Conselhos Tutelares - Outro aspecto importante diz respeito aos Conselhos Municipais e Estaduais dos Direitos da Criança e do Adolescente e aos Conselhos Tutelares dos municípios onde existam comunidades indígenas, que deverão estimular a presença de seus representantes nos respectivos conselhos, bem como garantir a participação dos membros dessas comunidades nos processos de escolhas dos conselheiros. E mais, esses conselhos deverão observar os usos, costumes, tradições e organização social de cada povo indígena. Caberá aos poderes públicos federal, estadual e municipal inserir os conselheiros em programas de capacitação para que tenham conhecimento da realidade sociocultural indígena. Os Poderes também deverão contemplar ações de promoção, proteção e defesa das crianças e adolescentes indígenas nos seus ciclos orçamentários, conforme o princípio da Constituição Federal.
De acordo com Benedito, já está em desenvolvimento um projeto piloto, no estado de Mato Grosso do Sul, que formou, em agosto, a primeira turma de conselheiros indígenas de 40 áreas do estado. “É necessário tirar essas crianças da invisibilidade. Um primeiro esforço nesse sentido já foi feito com essa equipe de conselheiros tutelares indígenas que está preparada para atuar, mas essa formação do conselho tutelar deve ser continuada”, aponta.
Quanto às medidas de proteção e socioeducativas aplicáveis a crianças e adolescentes indígenas, elas serão compatibilizadas, tanto quanto possível, com os costumes, tradições e organização social da sua comunidade. São diversas as situações envolvendo crianças e adolescentes indígenas em que a comunidade tem plena condição, a partir de deliberações internas, de apresentar soluções. Por outro lado, deverão ser observadas também as especificidades decorrentes do contato com a sociedade não-indígena, principalmente no que concerne à necessidade de compreensão das alterações do meio-ambiente físico e social, que determinam novas exigências e novos problemas que o modo tradicional, muitas vezes, não consegue equacionar. O Conanda tem incentivado os conselhos tutelares ao aplicar as medidas de contenção às crianças e adolescentes indígenas que negociem com as lideranças, de forma a colocar na mesa de negociação duas formas de solucionar o conflito, uma vez que, a forma com que o indígena pune quem transgride as normas é diferente da forma que nós punimos.

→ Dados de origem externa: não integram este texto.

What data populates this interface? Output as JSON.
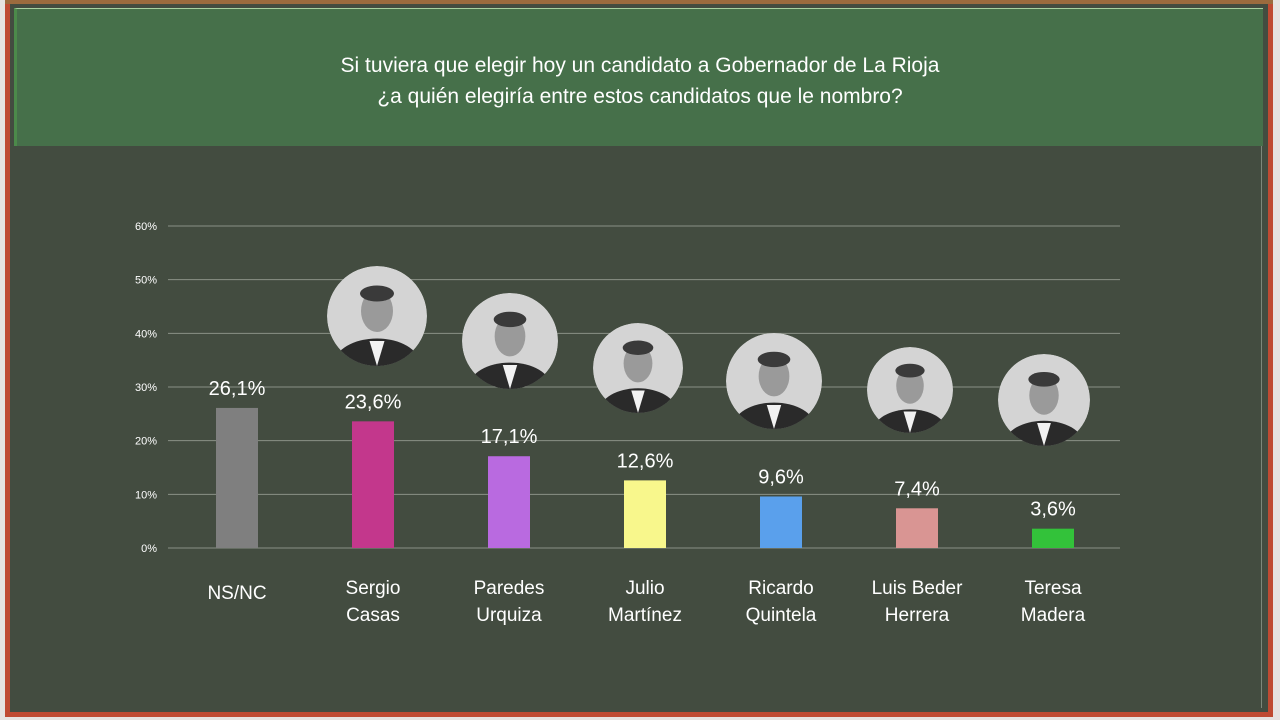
{
  "title_lines": [
    "Si tuviera que elegir hoy un candidato a Gobernador de La Rioja",
    "¿a quién elegiría entre estos candidatos que le nombro?"
  ],
  "chart_data": {
    "type": "bar",
    "title": "Si tuviera que elegir hoy un candidato a Gobernador de La Rioja ¿a quién elegiría entre estos candidatos que le nombro?",
    "categories": [
      [
        "NS/NC"
      ],
      [
        "Sergio",
        "Casas"
      ],
      [
        "Paredes",
        "Urquiza"
      ],
      [
        "Julio",
        "Martínez"
      ],
      [
        "Ricardo",
        "Quintela"
      ],
      [
        "Luis Beder",
        "Herrera"
      ],
      [
        "Teresa",
        "Madera"
      ]
    ],
    "values": [
      26.1,
      23.6,
      17.1,
      12.6,
      9.6,
      7.4,
      3.6
    ],
    "data_labels": [
      "26,1%",
      "23,6%",
      "17,1%",
      "12,6%",
      "9,6%",
      "7,4%",
      "3,6%"
    ],
    "colors": [
      "#7f7f7f",
      "#c3378c",
      "#b96ae0",
      "#f8f78c",
      "#5aa0ec",
      "#d99593",
      "#33c23a"
    ],
    "candidate_photos": [
      false,
      true,
      true,
      true,
      true,
      true,
      true
    ],
    "ylim": [
      0,
      60
    ],
    "yticks": [
      "0%",
      "10%",
      "20%",
      "30%",
      "40%",
      "50%",
      "60%"
    ],
    "grid": true,
    "xlabel": "",
    "ylabel": ""
  }
}
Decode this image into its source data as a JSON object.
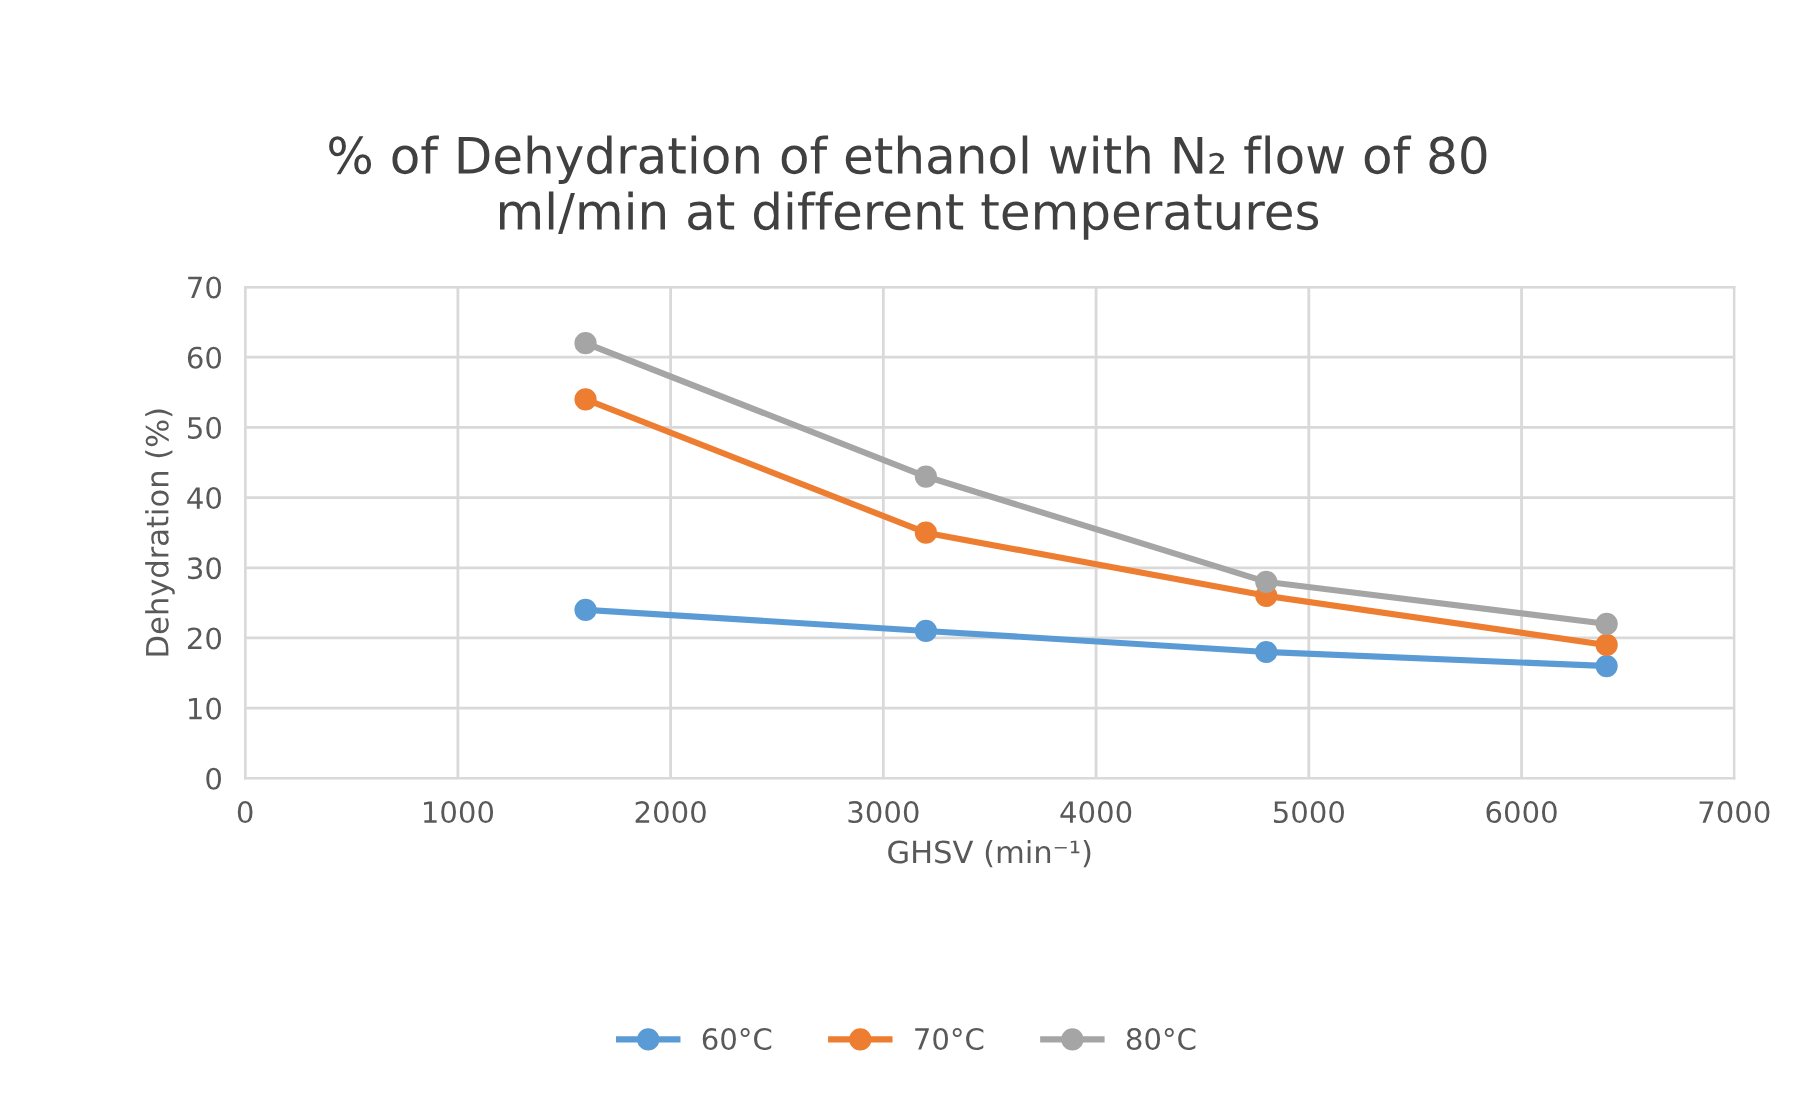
{
  "chart_data": {
    "type": "line",
    "title": "% of Dehydration of ethanol with N₂ flow of 80\nml/min at different temperatures",
    "xlabel": "GHSV (min⁻¹)",
    "ylabel": "Dehydration (%)",
    "x": [
      1600,
      3200,
      4800,
      6400
    ],
    "series": [
      {
        "name": "60°C",
        "color": "#5b9bd5",
        "values": [
          24,
          21,
          18,
          16
        ]
      },
      {
        "name": "70°C",
        "color": "#ed7d31",
        "values": [
          54,
          35,
          26,
          19
        ]
      },
      {
        "name": "80°C",
        "color": "#a5a5a5",
        "values": [
          62,
          43,
          28,
          22
        ]
      }
    ],
    "xlim": [
      0,
      7000
    ],
    "xticks": [
      0,
      1000,
      2000,
      3000,
      4000,
      5000,
      6000,
      7000
    ],
    "ylim": [
      0,
      70
    ],
    "yticks": [
      0,
      10,
      20,
      30,
      40,
      50,
      60,
      70
    ],
    "grid": true,
    "legend": "bottom",
    "marker": "circle",
    "line_style": "solid"
  }
}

O Procurador-Geral da Funai, diz que levar a aplicação do ECA ao conhecimento das comunidades indígenas é muito importante, pois, segundo ele, os indígenas também querem proteger suas crianças e adolescentes. “Eles querem que os direitos sejam cumpridos e mais que isso, os próprios indígenas têm suas medidas punitivas e sancionatórias”, afirma. Para ele, a melhor medida socioeducativa é aquela dá a oportunidade de reeducar, trabalhar e ter uma formação social. Em sua opinião, o encarceramento nunca é a melhor opção. “Ainda mais para uma criança indígena, acostumada a viver livre na aldeia e que tem necessidade de contato com a terra, com a natureza, com a comunidade”, observa. Benedito conclui ressaltando que é preciso, neste momento, discutir a responsabilização de adolescentes indígenas que cometam ato infracional. Mas que para isso, se faz necessário uma negociação, um estudo maior das formas atuais de punição. Ele diz, que o grande desafio é saber como as nossas leis podem dialogar com dois modeles diferentes de punição: o das populações indígenas e o da sociedade ocidental. “Então, tudo o que for construído em se tratando de normas deve ser construído em cima de um diálogo profundo que respeite as diferenças”, finaliza.